Transferable Neural Wavefunctions for Solids

Leon Gerard,Michael Scherbela,Halvard Sutterud,Matthew Foulkes,Philipp Grohs
2024-05-13
Abstract:Deep-Learning-based Variational Monte Carlo (DL-VMC) has recently emerged as a highly accurate approach for finding approximate solutions to the many-electron Schrödinger equation. Despite its favorable scaling with the number of electrons, $\mathcal{O}(n_\text{el}^{4})$, the practical value of DL-VMC is limited by the high cost of optimizing the neural network weights for every system studied. To mitigate this problem, recent research has proposed optimizing a single neural network across multiple systems, reducing the cost per system. Here we extend this approach to solids, where similar but distinct calculations using different geometries, boundary conditions, and supercell sizes are often required.

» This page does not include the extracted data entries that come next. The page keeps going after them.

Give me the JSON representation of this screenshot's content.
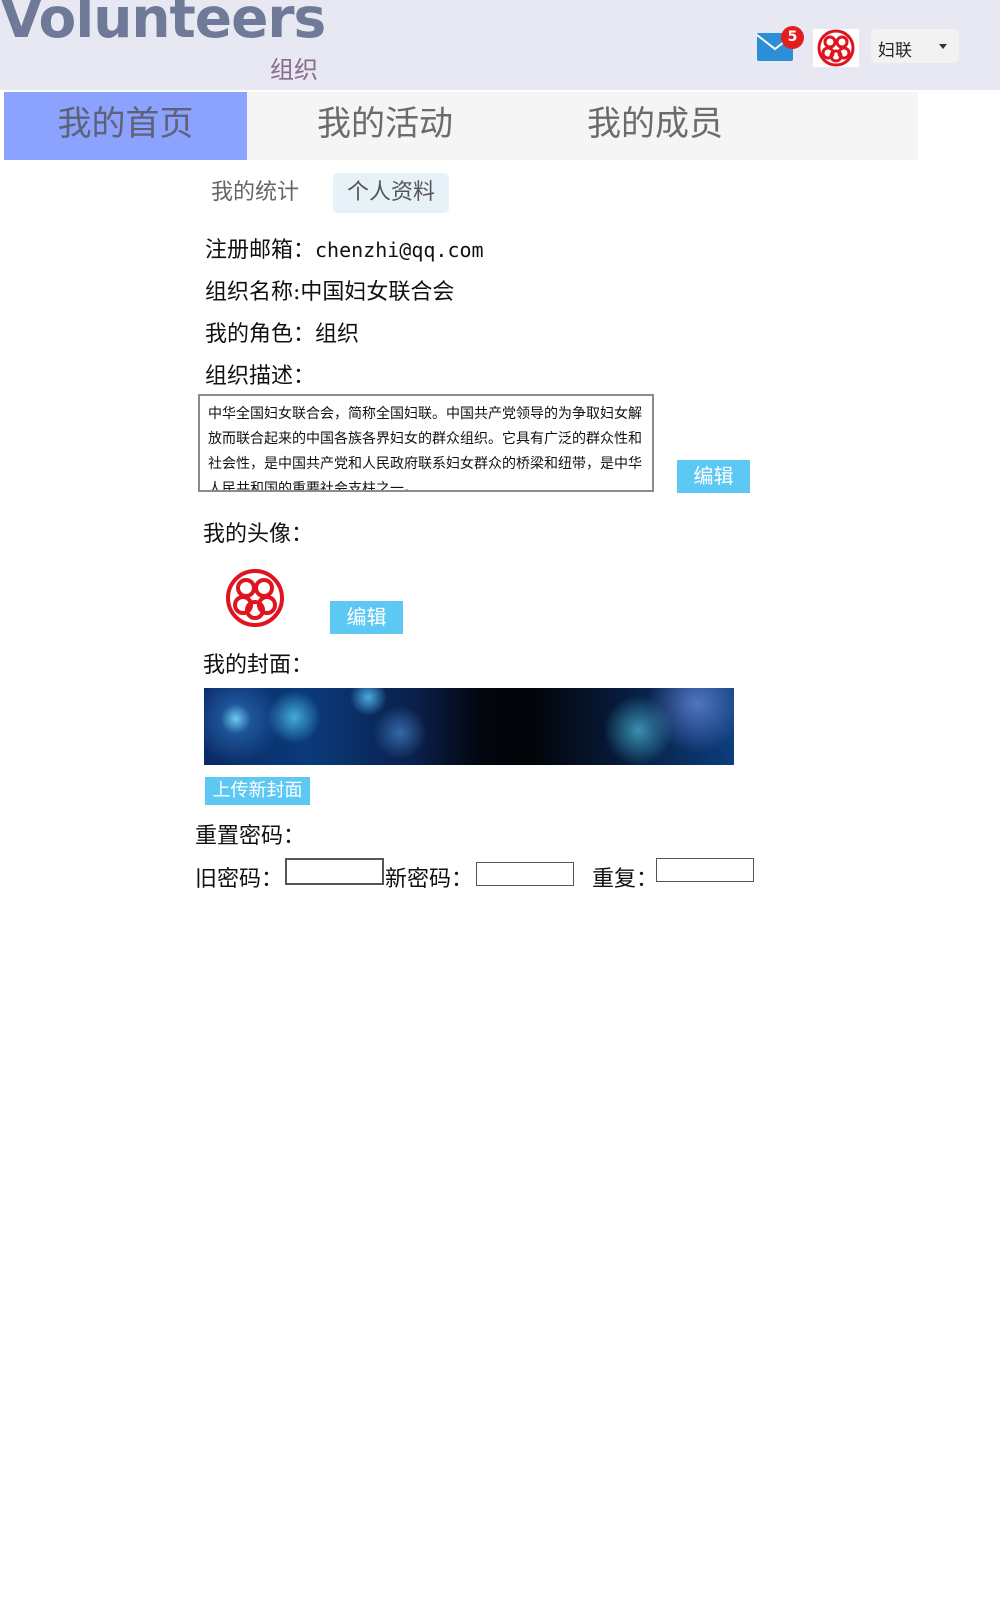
{
  "header": {
    "brand": "Volunteers",
    "brand_sub": "组织",
    "mail_count": "5",
    "user_name": "妇联"
  },
  "nav": {
    "tabs": [
      {
        "label": "我的首页",
        "active": true
      },
      {
        "label": "我的活动",
        "active": false
      },
      {
        "label": "我的成员",
        "active": false
      }
    ]
  },
  "subtabs": [
    {
      "label": "我的统计",
      "active": false
    },
    {
      "label": "个人资料",
      "active": true
    }
  ],
  "profile": {
    "email_label": "注册邮箱：",
    "email": "chenzhi@qq.com",
    "org_name_label": "组织名称:",
    "org_name": "中国妇女联合会",
    "role_label": "我的角色：",
    "role": "组织",
    "desc_label": "组织描述：",
    "description": "中华全国妇女联合会，简称全国妇联。中国共产党领导的为争取妇女解放而联合起来的中国各族各界妇女的群众组织。它具有广泛的群众性和社会性，是中国共产党和人民政府联系妇女群众的桥梁和纽带，是中华人民共和国的重要社会支柱之一。",
    "desc_edit": "编辑",
    "avatar_label": "我的头像：",
    "avatar_edit": "编辑",
    "cover_label": "我的封面：",
    "cover_upload": "上传新封面"
  },
  "password": {
    "section_label": "重置密码：",
    "old_label": "旧密码：",
    "new_label": "新密码：",
    "repeat_label": "重复：",
    "old_value": "",
    "new_value": "",
    "repeat_value": ""
  },
  "colors": {
    "accent_blue": "#5ec8f5",
    "active_tab": "#8ba2ff",
    "badge_red": "#e51d1d",
    "logo_red": "#e0141e"
  },
  "icons": {
    "mail": "mail-icon",
    "logo": "womens-federation-logo-icon",
    "dropdown": "caret-down-icon"
  }
}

We show how to optimize a single ansatz across all of these variations, reducing the required number of optimization steps by an order of magnitude. Furthermore, we exploit the transfer capabilities of a pre-trained network. We successfully transfer a network, pre-trained on 2x2x2 supercells of LiH, to 3x3x3 supercells. This reduces the number of optimization steps required to simulate the large system by a factor of 50 compared to previous work.

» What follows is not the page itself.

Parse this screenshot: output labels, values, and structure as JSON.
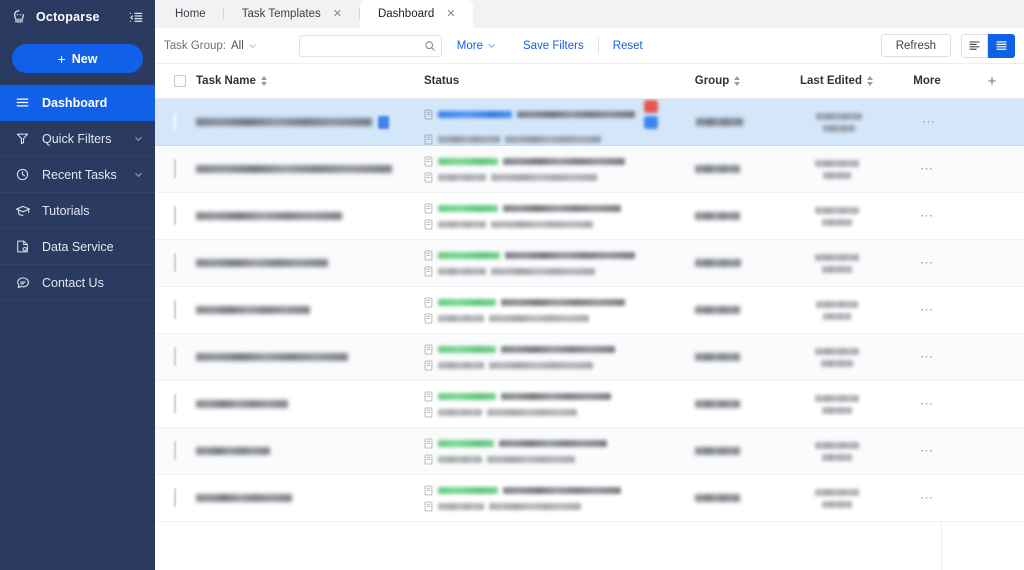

Computational Physics,Machine Learning
What problem does this paper attempt to address?
The main problem this paper attempts to address is the high computational cost associated with the application of Deep Learning Variational Monte Carlo (DL-VMC) methods in solid systems. Specifically: 1. **High computational cost**: Although DL-VMC methods have good scalability, the neural network weights need to be re-optimized each time a new system is studied, leading to very high computational costs. 2. **Calculations for different geometries, boundary conditions, and supercell sizes**: In solid-state physics, a large number of similar but different calculations are required for different geometries, boundary conditions, and supercell sizes. Traditional DL-VMC methods can only handle one system at a time, making large-scale calculations very time-consuming. 3. **Finite size effects**: To reduce finite size effects, it is necessary to study systems with larger supercells, which further increases the computational load. The paper proposes a transferable DL-VMC wave function that can share a neural network model across different geometries, boundary conditions, and supercell sizes, thereby significantly reducing the number of optimization steps required. With this method, researchers can obtain more accurate results at a lower computational cost and can more easily perform twist-averaged calculations. For example, in the lithium-hydrogen system, transferring from a pre-trained small supercell model to a larger supercell reduced the optimization steps by approximately 50 times, while also yielding more accurate results.